“Something saporito,” she said. “With bits in.”

The Queen of Thanksgiving Turkeys wanted me to bring bread, and those were the specifications. I thought of a nice foccacia, but the timing was too difficult. A schoolnight, with a heavy day before it would not leave enough time. So it had to be a loaf. And the bits could not be cranberries, for all kinds of reasons. So I settled on sun-dried tomatoes and olives, and with absurd hubris thought I would just wing it. I’ve also been fooling around with chestnut flour and that seemed like a good idea. Also some durum flour. And heck, why not some wholemeal too, for even deeper flavour.

Step one was to activate my 100% starter, in three builds, to give me about 575 gm of leaven at 100% hydration. Weighed out into the big mixing bowl, it came in at 568 gm.

I wanted a total dough weight of 1400 gm at 65% hydration; 850 of flour and 550 of water. The starter provided 284 gm of each, leaving me to add 566 gm flour and 271 gm of water.

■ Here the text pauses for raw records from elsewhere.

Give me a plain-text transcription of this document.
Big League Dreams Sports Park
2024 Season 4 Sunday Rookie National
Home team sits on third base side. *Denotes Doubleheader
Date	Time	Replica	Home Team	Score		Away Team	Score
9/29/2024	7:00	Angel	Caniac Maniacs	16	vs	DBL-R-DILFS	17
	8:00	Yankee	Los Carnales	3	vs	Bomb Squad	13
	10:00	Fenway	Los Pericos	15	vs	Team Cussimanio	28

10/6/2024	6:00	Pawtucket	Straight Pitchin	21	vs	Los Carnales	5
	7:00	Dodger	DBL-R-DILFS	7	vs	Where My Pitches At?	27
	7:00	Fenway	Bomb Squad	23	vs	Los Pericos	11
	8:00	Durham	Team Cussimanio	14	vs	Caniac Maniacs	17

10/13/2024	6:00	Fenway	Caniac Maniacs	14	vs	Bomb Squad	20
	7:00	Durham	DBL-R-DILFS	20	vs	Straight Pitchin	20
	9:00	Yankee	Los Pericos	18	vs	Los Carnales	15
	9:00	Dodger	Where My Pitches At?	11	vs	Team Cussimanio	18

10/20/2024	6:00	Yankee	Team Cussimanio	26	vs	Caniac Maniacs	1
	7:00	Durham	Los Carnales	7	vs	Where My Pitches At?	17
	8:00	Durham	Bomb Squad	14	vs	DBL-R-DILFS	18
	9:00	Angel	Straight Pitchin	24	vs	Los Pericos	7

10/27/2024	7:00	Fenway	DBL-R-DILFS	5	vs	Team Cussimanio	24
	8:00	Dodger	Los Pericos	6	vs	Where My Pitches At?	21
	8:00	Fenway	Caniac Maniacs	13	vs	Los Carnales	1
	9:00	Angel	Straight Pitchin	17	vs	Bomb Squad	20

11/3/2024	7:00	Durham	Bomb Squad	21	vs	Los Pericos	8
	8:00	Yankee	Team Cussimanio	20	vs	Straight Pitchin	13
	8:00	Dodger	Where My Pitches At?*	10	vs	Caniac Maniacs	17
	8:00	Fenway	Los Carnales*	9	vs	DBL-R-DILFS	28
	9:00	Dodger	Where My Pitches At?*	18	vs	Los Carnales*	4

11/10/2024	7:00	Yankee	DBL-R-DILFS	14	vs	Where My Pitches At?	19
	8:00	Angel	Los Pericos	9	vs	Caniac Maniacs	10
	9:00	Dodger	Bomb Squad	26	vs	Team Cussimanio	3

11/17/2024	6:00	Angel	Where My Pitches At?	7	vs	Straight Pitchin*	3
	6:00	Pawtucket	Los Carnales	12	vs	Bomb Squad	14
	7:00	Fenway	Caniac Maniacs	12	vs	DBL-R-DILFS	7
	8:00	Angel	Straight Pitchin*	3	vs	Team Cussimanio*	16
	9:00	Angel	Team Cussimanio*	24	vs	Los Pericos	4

Somewhat arbitrarily, I decided on 10% each of chestnut flour and wholewheat flour, 40% of durum flour and the balance of Manitoba. To which I added 100 gm of sun-dried tomatoes softened in oil and 100 gm of green olives in oil. Baked to a rich, dark brown and delivered to the party, I failed to snap a single photograph. But it seemed to go down well. There was a hint of bitterness from the chestnut, which also added extra nuttiness, and the bits were pretty good too, the tomato especially offering little explosions of flavour in many, but not all, mouthfuls.

Saporito? I should say so.

Here is the detailed method.

Starting 24 hours before mixing, build starter. To 20 gm of starter, add 20 gm of soft flour and 20 gm of water, stir to mix and leave in a warm place for about 8 hours, until it is light and bubbly. To this, add another 95 gm each of flour and water, mix and leave another 8 hours. Finally, add 165 gm each of flour and water, mix and leave.

Weigh 570 gm of starter into a big mixing bowl. Add 271 gm of water and 330 gm of durum flour. Mix, and leave for 20 minutes to autolyse.

Prepare the tomatoes and olives. Drain off the oil and cut the tomatoes into strips about 1 cm wide. I use scissors for this, and to cut the olives in half crossways. Much easier than fiddling with a knife.

Add remaining dry ingredients — 85 gm fine chestnut flour, 85 gm wholewheat flour and 66 gm of strong bread flour — mix until you have a shaggy mass, then tip out onto the counter and knead to incorporate all the flour.

With bitty loaves like this one I vacillate about adding the bits with the flour or trying to incorporate them afterwards. Just the tomatoes, and I would add them with the flour, but you don’t want the kneading to break up the olives too much. So this time I patted the dough out on the counter, spread the cut up tomatoes and olives on it, rolled the whole lot up and started to knead gently. This is tricky. The oil around the bits tends to prevent the dough mixing in on itself, but persevere and gradually it will change from dough and bits more or less separate to dough with bits in.

Return the dough to the bowl and cover. After 45 minutes, tip the dough out and give it a quick stretch and fold. Return to the bowl and leave for another 45 minutes before giving another stretch and fold. Finally, return to the bowl and allow to rise for another 2 1/2 hours.

Tip the dough out onto a lightly floured board, divide in two and shape as you prefer. At this point I slipped the shaped loaves, in their bannetons, into a plastic bag and put them in the fridge overnight. I had to, given the timing. But I also wanted to, because the long, slow fermentation would help build lots of flavour. If you don’t refrigerate, allow the loaves to rise for an hour or so.

Heat the oven to 220°C (430°F), gently ease the loaves out onto a tray, slash and bake for 20 minutes. Turn the oven down to 205°C (400°F), rotate the loaves on the tray, and bake for a further 20 minutes. Cool on a wire rack.